Sur le plan de trésorerie : sur le cas type à Villé, le reste à charge d'un ménage très modeste ressort à 6 000 € après aide ANAH et prise en charge de l'accompagnement. Étalé sur quinze ans en éco-prêt à taux zéro, cela représente de l'ordre de 35 € par mois, à comparer aux 1 620 € d'économie annuelle attendue sur la facture d'énergie.
Le gain se calcule, il ne s'annonce pas : un programme voté en assemblée générale traite 35 à 55 % du besoin. Appliqué au cas de référence à Villé, en zone H1b, cela ramène 9 609 à 15 100 kWh par an, valorisés 1 032 € à 1 622 € au tarif conventionnel 2026.
Coût complet plutôt que prix d'achat : 1 353 000 € pour un programme voté en assemblée générale à Villé, soit 67 650 € par an sur une durée d'usage de vingt ans, sous réserve que un gain d'au moins 35 % de consommation conventionnelle soit tenu dans la durée. C'est cette valeur annualisée qui se compare à l'économie d'énergie.
Le palier de classes se calcule avant de signer : à Villé, l'assiette double presque entre le scénario à deux classes (30 000 € HT) et celui à trois (40 000 € HT). Sur un poste de 1 353 000 € comme le programme collectif, cet écart justifie souvent d'ajouter un lot plutôt que de s'arrêter au minimum.
L'écueil le plus coûteux reste un audit trop ancien au moment du dépôt du dossier. Sa reprise après coup coûte couramment 10 à 20 % du poste, soit 135 300 € à 270 600 € sur le chiffrage retenu à Villé — un montant qui n'est jamais couvert une seconde fois par l'aide, déjà consommée.
La séquence prime sur la vitesse : un programme voté en assemblée générale occupe un maître d'œuvre mandaté par le syndicat durant dix-huit à trente mois, études comprises à Villé. Son positionnement dans le calendrier — après l'audit, avant la mise en service — conditionne la qualité des interfaces entre lots bien plus que le choix de l'entreprise.

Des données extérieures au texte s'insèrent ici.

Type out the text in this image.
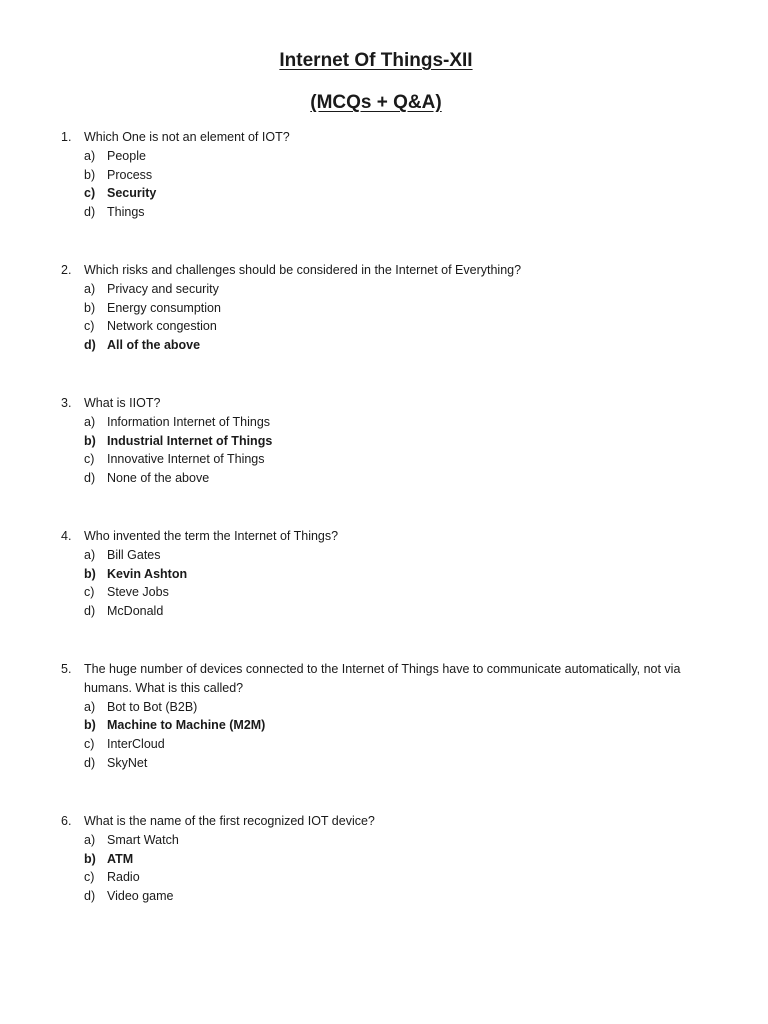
Internet Of Things-XII
(MCQs + Q&A)
1. Which One is not an element of IOT?
a) People
b) Process
c) Security
d) Things
2. Which risks and challenges should be considered in the Internet of Everything?
a) Privacy and security
b) Energy consumption
c) Network congestion
d) All of the above
3. What is IIOT?
a) Information Internet of Things
b) Industrial Internet of Things
c) Innovative Internet of Things
d) None of the above
4. Who invented the term the Internet of Things?
a) Bill Gates
b) Kevin Ashton
c) Steve Jobs
d) McDonald
5. The huge number of devices connected to the Internet of Things have to communicate automatically, not via humans. What is this called?
a) Bot to Bot (B2B)
b) Machine to Machine (M2M)
c) InterCloud
d) SkyNet
6. What is the name of the first recognized IOT device?
a) Smart Watch
b) ATM
c) Radio
d) Video game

Trois pièces décident du versement à Villé : le devis portant un gain d'au moins 35 % de consommation conventionnelle, l'attestation RGE de un maître d'œuvre mandaté par le syndicat et la levée des réserves lot par lot. Leur absence ne fait pas perdre le droit à l'aide — jusqu'à 32 000 € — mais elle en gèle le paiement.
L'écart entre profils est considérable à Villé : 32 000 € pour un ménage très modeste contre 4 000 € pour un ménage aux revenus supérieurs, sur la même assiette de 40 000 € HT. Pour un programme voté en assemblée générale, le montage financier n'a donc rien de commun d'un foyer à l'autre.